国内企業に強く求められているDX(デジタルトランスフォーメーション)によって、製造業がどのような進化を遂げられるのかを解説する本連載。第4回は、第2回で取り上げたDXで勝ち抜く4つの方向性のうち「場を創造するビジネス」の具体例として、PatientsLikeMe、OpenDesk、Seibii、Manbangの取り組みを紹介する。
前回は、DXが進んだ未来にあって、どのようなビジネスモデルであれば勝ち抜けるのか、その基本要件を解説しました。今回からは、実際にどのようなビジネスが生み出されているのか、本連載の第2回で取り上げた「場の創造」「非効率の解消」「需給の拡大」「収益機会の拡張」の4つの方向性に準じて具体例を紹介していきます。今回は「場を創造するビジネス」です。

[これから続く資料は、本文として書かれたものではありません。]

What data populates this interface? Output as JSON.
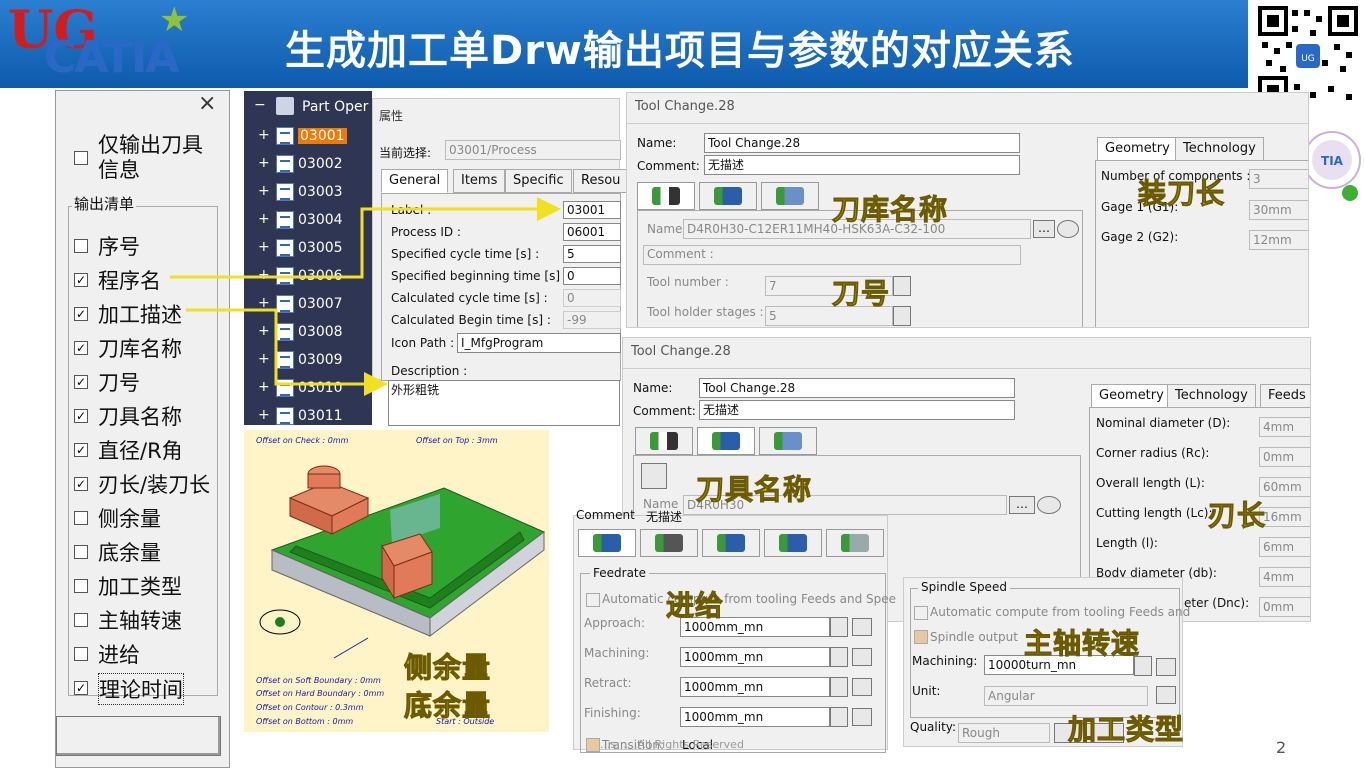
{
  "header": {
    "title": "生成加工单Drw输出项目与参数的对应关系",
    "logo_text_1": "UG",
    "logo_text_2": "CATIA"
  },
  "left_panel": {
    "close": "×",
    "only_tool": "仅输出刀具信息",
    "group_label": "输出清单",
    "items": [
      {
        "label": "序号",
        "checked": false
      },
      {
        "label": "程序名",
        "checked": true
      },
      {
        "label": "加工描述",
        "checked": true
      },
      {
        "label": "刀库名称",
        "checked": true
      },
      {
        "label": "刀号",
        "checked": true
      },
      {
        "label": "刀具名称",
        "checked": true
      },
      {
        "label": "直径/R角",
        "checked": true
      },
      {
        "label": "刃长/装刀长",
        "checked": true
      },
      {
        "label": "侧余量",
        "checked": false
      },
      {
        "label": "底余量",
        "checked": false
      },
      {
        "label": "加工类型",
        "checked": false
      },
      {
        "label": "主轴转速",
        "checked": false
      },
      {
        "label": "进给",
        "checked": false
      },
      {
        "label": "理论时间",
        "checked": true
      }
    ],
    "check_mark": "✓"
  },
  "tree": {
    "root": "Part Oper",
    "items": [
      "03001",
      "03002",
      "03003",
      "03004",
      "03005",
      "03006",
      "03007",
      "03008",
      "03009",
      "03010",
      "03011"
    ]
  },
  "props": {
    "header": "属性",
    "current_label": "当前选择:",
    "current_value": "03001/Process",
    "tabs": [
      "General",
      "Items",
      "Specific",
      "Resou"
    ],
    "rows": [
      {
        "label": "Label :",
        "value": "03001",
        "disabled": false
      },
      {
        "label": "Process ID :",
        "value": "06001",
        "disabled": false
      },
      {
        "label": "Specified cycle time [s] :",
        "value": "5",
        "disabled": false
      },
      {
        "label": "Specified beginning time [s] :",
        "value": "0",
        "disabled": false
      },
      {
        "label": "Calculated cycle time [s] :",
        "value": "0",
        "disabled": true
      },
      {
        "label": "Calculated Begin time [s] :",
        "value": "-99",
        "disabled": true
      }
    ],
    "icon_path_label": "Icon Path :",
    "icon_path_value": "I_MfgProgram",
    "desc_label": "Description :",
    "desc_value": "外形粗铣"
  },
  "tc1": {
    "title": "Tool Change.28",
    "name_label": "Name:",
    "name_value": "Tool Change.28",
    "comment_label": "Comment:",
    "comment_value": "无描述",
    "inner_name_label": "Name:",
    "inner_name_value": "D4R0H30-C12ER11MH40-HSK63A-C32-100",
    "inner_comment_label": "Comment :",
    "tool_number_label": "Tool number :",
    "tool_number_value": "7",
    "holder_label": "Tool holder stages :",
    "holder_value": "5",
    "tabs": [
      "Geometry",
      "Technology"
    ],
    "num_comp_label": "Number of components :",
    "num_comp_value": "3",
    "gage1_label": "Gage 1 (G1):",
    "gage1_value": "30mm",
    "gage2_label": "Gage 2 (G2):",
    "gage2_value": "12mm",
    "ann_lib": "刀库名称",
    "ann_num": "刀号",
    "ann_len": "装刀长"
  },
  "tc2": {
    "title": "Tool Change.28",
    "name_label": "Name:",
    "name_value": "Tool Change.28",
    "comment_label": "Comment:",
    "comment_value": "无描述",
    "inner_name_label": "Name",
    "inner_name_value": "D4R0H30",
    "tabs": [
      "Geometry",
      "Technology",
      "Feeds &"
    ],
    "geo": [
      {
        "label": "Nominal diameter (D):",
        "value": "4mm"
      },
      {
        "label": "Corner radius (Rc):",
        "value": "0mm"
      },
      {
        "label": "Overall length (L):",
        "value": "60mm"
      },
      {
        "label": "Cutting length (Lc):",
        "value": "16mm"
      },
      {
        "label": "Length (l):",
        "value": "6mm"
      },
      {
        "label": "Body diameter (db):",
        "value": "4mm"
      },
      {
        "label": "ameter (Dnc):",
        "value": "0mm"
      }
    ],
    "ann_tool": "刀具名称",
    "ann_cut": "刃长"
  },
  "drawing": {
    "top_left": "Offset on Check : 0mm",
    "top_right": "Offset on Top : 3mm",
    "bottom": [
      "Offset on Soft Boundary : 0mm",
      "Offset on Hard Boundary : 0mm",
      "Offset on Contour : 0.3mm",
      "Offset on Bottom : 0mm"
    ],
    "start": "Start : Outside",
    "ann_side": "侧余量",
    "ann_bottom": "底余量"
  },
  "feed": {
    "comment_partial": "Comment",
    "comment_partial_value": "无描述",
    "group": "Feedrate",
    "automatic": "Automatic compute from tooling Feeds and Spee",
    "rows": [
      {
        "label": "Approach:",
        "value": "1000mm_mn"
      },
      {
        "label": "Machining:",
        "value": "1000mm_mn"
      },
      {
        "label": "Retract:",
        "value": "1000mm_mn"
      },
      {
        "label": "Finishing:",
        "value": "1000mm_mn"
      }
    ],
    "transition_label": "Transition:",
    "transition_value": "Local",
    "ann": "进给"
  },
  "spindle": {
    "group": "Spindle Speed",
    "automatic": "Automatic compute from tooling Feeds and",
    "output": "Spindle output",
    "machining_label": "Machining:",
    "machining_value": "10000turn_mn",
    "unit_label": "Unit:",
    "unit_value": "Angular",
    "quality_label": "Quality:",
    "quality_value": "Rough",
    "ann_speed": "主轴转速",
    "ann_type": "加工类型"
  },
  "footer": {
    "copyright": "...s: ...,All Rights Reserved",
    "page": "2"
  }
}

第2回で解説したように、DXは「モノやサービスを取引する新たな“場の創造”」を容易にします。デジタル化によって不特定多数との自由なやりとりが可能になるからです。そのコンセプトは、「今までにはなかった場の創造」と「リアルな場のバーチャルへの転換」の2つに大別されます。

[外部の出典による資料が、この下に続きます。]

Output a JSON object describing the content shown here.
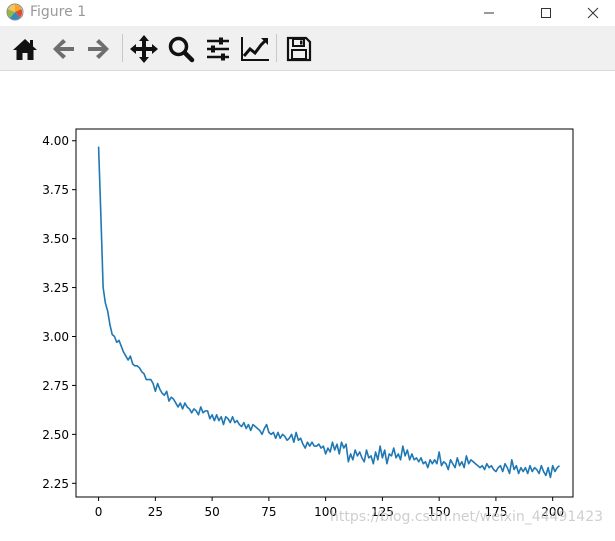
{
  "window": {
    "title": "Figure 1"
  },
  "toolbar": {
    "buttons": [
      {
        "name": "home",
        "icon": "home-icon"
      },
      {
        "name": "back",
        "icon": "arrow-left-icon"
      },
      {
        "name": "forward",
        "icon": "arrow-right-icon"
      },
      {
        "name": "pan",
        "icon": "move-icon"
      },
      {
        "name": "zoom",
        "icon": "magnifier-icon"
      },
      {
        "name": "configure-subplots",
        "icon": "sliders-icon"
      },
      {
        "name": "edit-axis",
        "icon": "line-chart-icon"
      },
      {
        "name": "save",
        "icon": "floppy-disk-icon"
      }
    ]
  },
  "colors": {
    "line": "#1f77b4",
    "toolbar_bg": "#f0f0f0",
    "disabled_icon": "#6e6e6e"
  },
  "chart_data": {
    "type": "line",
    "title": "",
    "xlabel": "",
    "ylabel": "",
    "xlim": [
      -9.95,
      208.95
    ],
    "ylim": [
      2.18,
      4.06
    ],
    "xticks": [
      0,
      25,
      50,
      75,
      100,
      125,
      150,
      175,
      200
    ],
    "yticks": [
      2.25,
      2.5,
      2.75,
      3.0,
      3.25,
      3.5,
      3.75,
      4.0
    ],
    "xtick_labels": [
      "0",
      "25",
      "50",
      "75",
      "100",
      "125",
      "150",
      "175",
      "200"
    ],
    "ytick_labels": [
      "2.25",
      "2.50",
      "2.75",
      "3.00",
      "3.25",
      "3.50",
      "3.75",
      "4.00"
    ],
    "grid": false,
    "series": [
      {
        "values": [
          3.97,
          3.62,
          3.25,
          3.17,
          3.13,
          3.06,
          3.01,
          3.0,
          2.97,
          2.98,
          2.95,
          2.92,
          2.9,
          2.88,
          2.9,
          2.86,
          2.85,
          2.85,
          2.84,
          2.82,
          2.81,
          2.78,
          2.78,
          2.78,
          2.76,
          2.72,
          2.76,
          2.73,
          2.71,
          2.7,
          2.72,
          2.67,
          2.69,
          2.68,
          2.66,
          2.64,
          2.66,
          2.63,
          2.66,
          2.64,
          2.63,
          2.61,
          2.63,
          2.62,
          2.6,
          2.64,
          2.61,
          2.62,
          2.62,
          2.58,
          2.6,
          2.57,
          2.6,
          2.57,
          2.59,
          2.55,
          2.59,
          2.58,
          2.56,
          2.59,
          2.56,
          2.57,
          2.55,
          2.54,
          2.56,
          2.53,
          2.55,
          2.52,
          2.55,
          2.54,
          2.53,
          2.52,
          2.5,
          2.53,
          2.55,
          2.51,
          2.5,
          2.51,
          2.48,
          2.51,
          2.48,
          2.5,
          2.49,
          2.47,
          2.48,
          2.5,
          2.46,
          2.51,
          2.47,
          2.48,
          2.45,
          2.43,
          2.46,
          2.44,
          2.46,
          2.44,
          2.44,
          2.45,
          2.43,
          2.44,
          2.4,
          2.43,
          2.41,
          2.46,
          2.42,
          2.45,
          2.4,
          2.46,
          2.43,
          2.45,
          2.36,
          2.4,
          2.37,
          2.42,
          2.39,
          2.41,
          2.38,
          2.36,
          2.42,
          2.38,
          2.39,
          2.35,
          2.41,
          2.37,
          2.44,
          2.38,
          2.42,
          2.35,
          2.4,
          2.39,
          2.43,
          2.38,
          2.4,
          2.37,
          2.44,
          2.39,
          2.42,
          2.37,
          2.4,
          2.37,
          2.38,
          2.36,
          2.38,
          2.35,
          2.36,
          2.33,
          2.37,
          2.35,
          2.37,
          2.35,
          2.41,
          2.34,
          2.36,
          2.35,
          2.32,
          2.37,
          2.35,
          2.33,
          2.38,
          2.34,
          2.36,
          2.33,
          2.39,
          2.35,
          2.37,
          2.36,
          2.35,
          2.34,
          2.33,
          2.34,
          2.32,
          2.35,
          2.33,
          2.34,
          2.32,
          2.31,
          2.33,
          2.34,
          2.31,
          2.35,
          2.33,
          2.3,
          2.37,
          2.32,
          2.34,
          2.3,
          2.33,
          2.31,
          2.33,
          2.3,
          2.34,
          2.31,
          2.33,
          2.32,
          2.3,
          2.34,
          2.31,
          2.29,
          2.33,
          2.28,
          2.34,
          2.31,
          2.33,
          2.34
        ]
      }
    ]
  }
}
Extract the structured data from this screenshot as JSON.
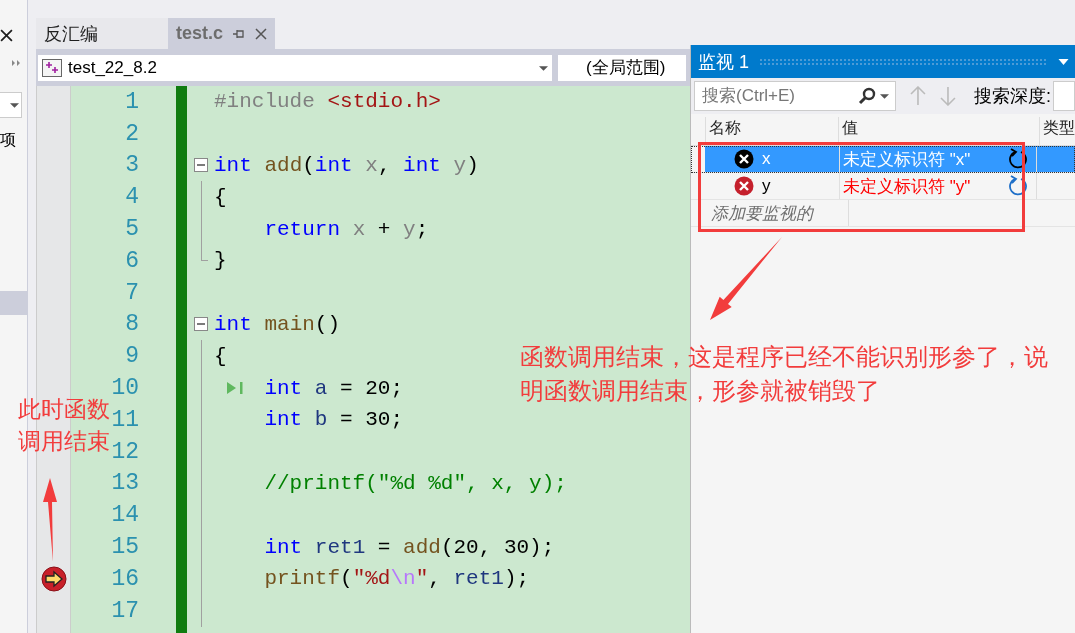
{
  "side_panel": {
    "label": "项"
  },
  "tabs": [
    {
      "label": "反汇编",
      "selected": false
    },
    {
      "label": "test.c",
      "selected": true
    }
  ],
  "nav_bar": {
    "project": "test_22_8.2",
    "scope": "(全局范围)"
  },
  "code_lines": [
    {
      "number": "1",
      "kind": "plain",
      "tokens": [
        {
          "kind": "pre",
          "text": "#include "
        },
        {
          "kind": "str",
          "text": "<stdio.h>"
        }
      ]
    },
    {
      "number": "2",
      "kind": "plain"
    },
    {
      "number": "3",
      "kind": "fold_start",
      "tokens": [
        {
          "kind": "kw",
          "text": "int "
        },
        {
          "kind": "fn",
          "text": "add"
        },
        {
          "kind": "plain",
          "text": "("
        },
        {
          "kind": "kw",
          "text": "int "
        },
        {
          "kind": "param",
          "text": "x"
        },
        {
          "kind": "plain",
          "text": ", "
        },
        {
          "kind": "kw",
          "text": "int "
        },
        {
          "kind": "param",
          "text": "y"
        },
        {
          "kind": "plain",
          "text": ")"
        }
      ]
    },
    {
      "number": "4",
      "kind": "fold_body",
      "tokens": [
        {
          "kind": "plain",
          "text": "{"
        }
      ]
    },
    {
      "number": "5",
      "kind": "fold_body",
      "indented": true,
      "tokens": [
        {
          "kind": "kw",
          "text": "return "
        },
        {
          "kind": "param",
          "text": "x"
        },
        {
          "kind": "plain",
          "text": " + "
        },
        {
          "kind": "param",
          "text": "y"
        },
        {
          "kind": "plain",
          "text": ";"
        }
      ]
    },
    {
      "number": "6",
      "kind": "fold_end",
      "tokens": [
        {
          "kind": "plain",
          "text": "}"
        }
      ]
    },
    {
      "number": "7",
      "kind": "plain"
    },
    {
      "number": "8",
      "kind": "fold_start",
      "tokens": [
        {
          "kind": "kw",
          "text": "int "
        },
        {
          "kind": "fn",
          "text": "main"
        },
        {
          "kind": "plain",
          "text": "()"
        }
      ]
    },
    {
      "number": "9",
      "kind": "fold_body",
      "tokens": [
        {
          "kind": "plain",
          "text": "{"
        }
      ]
    },
    {
      "number": "10",
      "kind": "fold_body",
      "indented": true,
      "run_to_click": true,
      "tokens": [
        {
          "kind": "kw",
          "text": "int "
        },
        {
          "kind": "local",
          "text": "a"
        },
        {
          "kind": "plain",
          "text": " = 20;"
        }
      ]
    },
    {
      "number": "11",
      "kind": "fold_body",
      "indented": true,
      "tokens": [
        {
          "kind": "kw",
          "text": "int "
        },
        {
          "kind": "local",
          "text": "b"
        },
        {
          "kind": "plain",
          "text": " = 30;"
        }
      ]
    },
    {
      "number": "12",
      "kind": "fold_body"
    },
    {
      "number": "13",
      "kind": "fold_body",
      "indented": true,
      "tokens": [
        {
          "kind": "cmt",
          "text": "//printf(\"%d %d\", x, y);"
        }
      ]
    },
    {
      "number": "14",
      "kind": "fold_body"
    },
    {
      "number": "15",
      "kind": "fold_body",
      "indented": true,
      "tokens": [
        {
          "kind": "kw",
          "text": "int "
        },
        {
          "kind": "local",
          "text": "ret1"
        },
        {
          "kind": "plain",
          "text": " = "
        },
        {
          "kind": "fn",
          "text": "add"
        },
        {
          "kind": "plain",
          "text": "(20, 30);"
        }
      ]
    },
    {
      "number": "16",
      "kind": "fold_body",
      "indented": true,
      "current": true,
      "tokens": [
        {
          "kind": "fn",
          "text": "printf"
        },
        {
          "kind": "plain",
          "text": "("
        },
        {
          "kind": "str",
          "text": "\"%d"
        },
        {
          "kind": "esc",
          "text": "\\n"
        },
        {
          "kind": "str",
          "text": "\""
        },
        {
          "kind": "plain",
          "text": ", "
        },
        {
          "kind": "local",
          "text": "ret1"
        },
        {
          "kind": "plain",
          "text": ");"
        }
      ]
    },
    {
      "number": "17",
      "kind": "fold_body"
    }
  ],
  "watch": {
    "title": "监视 1",
    "search_placeholder": "搜索(Ctrl+E)",
    "depth_label": "搜索深度:",
    "columns": [
      "名称",
      "值",
      "类型"
    ],
    "rows": [
      {
        "name": "x",
        "value": "未定义标识符 \"x\"",
        "selected": true
      },
      {
        "name": "y",
        "value": "未定义标识符 \"y\"",
        "selected": false
      }
    ],
    "add_hint": "添加要监视的"
  },
  "annotations": {
    "left_note": "此时函数调用结束",
    "right_note": "函数调用结束，这是程序已经不能识别形参了，说明函数调用结束，形参就被销毁了"
  }
}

PatientsLikeMeは、2004年に設立された米国のスタートアップです。筋萎縮性側索硬化症(ALS)や多発性硬化症(MS)といった治療法がいまだ確立されていない難病を主な対象に、患者間で悩みや体験などを共有できるSNSを無料で提供するという「今までにはなかった場」を創造しました。
一般のSNSや患者会との大きな違いは、自身の疾患、症状、治療歴、年齢などのデータを登録することによって、類似の状況にある他の患者との交流の機会を得られることです。励まし合ったり、支え合ったりするだけではなく、治療やケアの方法、医療機関に対する評価、活用可能な支援制度などの情報を交換することも可能です。製薬会社や研究機関などから提供された最新の情報を知ることもできます。

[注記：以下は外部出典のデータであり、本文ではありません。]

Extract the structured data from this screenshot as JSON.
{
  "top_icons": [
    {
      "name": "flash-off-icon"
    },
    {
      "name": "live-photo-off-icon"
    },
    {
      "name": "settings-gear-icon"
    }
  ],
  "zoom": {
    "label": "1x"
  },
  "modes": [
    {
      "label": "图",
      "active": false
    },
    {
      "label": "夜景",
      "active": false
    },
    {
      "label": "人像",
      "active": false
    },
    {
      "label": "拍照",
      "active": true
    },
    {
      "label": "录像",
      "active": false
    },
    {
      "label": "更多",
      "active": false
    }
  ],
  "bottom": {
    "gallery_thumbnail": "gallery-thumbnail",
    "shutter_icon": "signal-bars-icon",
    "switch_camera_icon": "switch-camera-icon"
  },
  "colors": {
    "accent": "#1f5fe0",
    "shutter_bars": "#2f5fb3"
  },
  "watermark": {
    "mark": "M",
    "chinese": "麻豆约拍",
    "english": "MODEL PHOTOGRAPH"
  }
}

PatientsLikeMeは、このSNSを通じて得られたビッグデータを匿名化し、製薬会社や研究機関などに提供することで収益を得ています。製薬会社や研究機関などからすれば、どういった患者がどのような悩みを抱えているのか、どのような治療を受けてどのような効果を感じているのかといったことを把握することで、医薬品や治療法を開発するに当たっての有効性や効率性を高められます。患者からしても、SNSに書き込んだことが自身の治療に還元されるのだとすれば、望ましいデータサイクルといえます。広告料を得るのではなく、利用者のデータを収益の基盤とすることで、Facebookに代表される一般のSNSとは異なるマネタイズスキームを構築することに成功したわけです。
機械翻訳の精度や機能性は日進月歩で高まっています。近い将来、「言語の壁」がなくなるとすれば、PatientsLikeMeは一気にグローバル展開を果たせるかもしれません。それは、日本の患者にとっても喜ばしいことです。日本を含めた世界中の情報が集約されることで、医薬品や治療法の開発スピードが格段に高まるとすれば、医療におけるインダストリアルトランスフォーメーションを成し遂げたといってよいでしょう。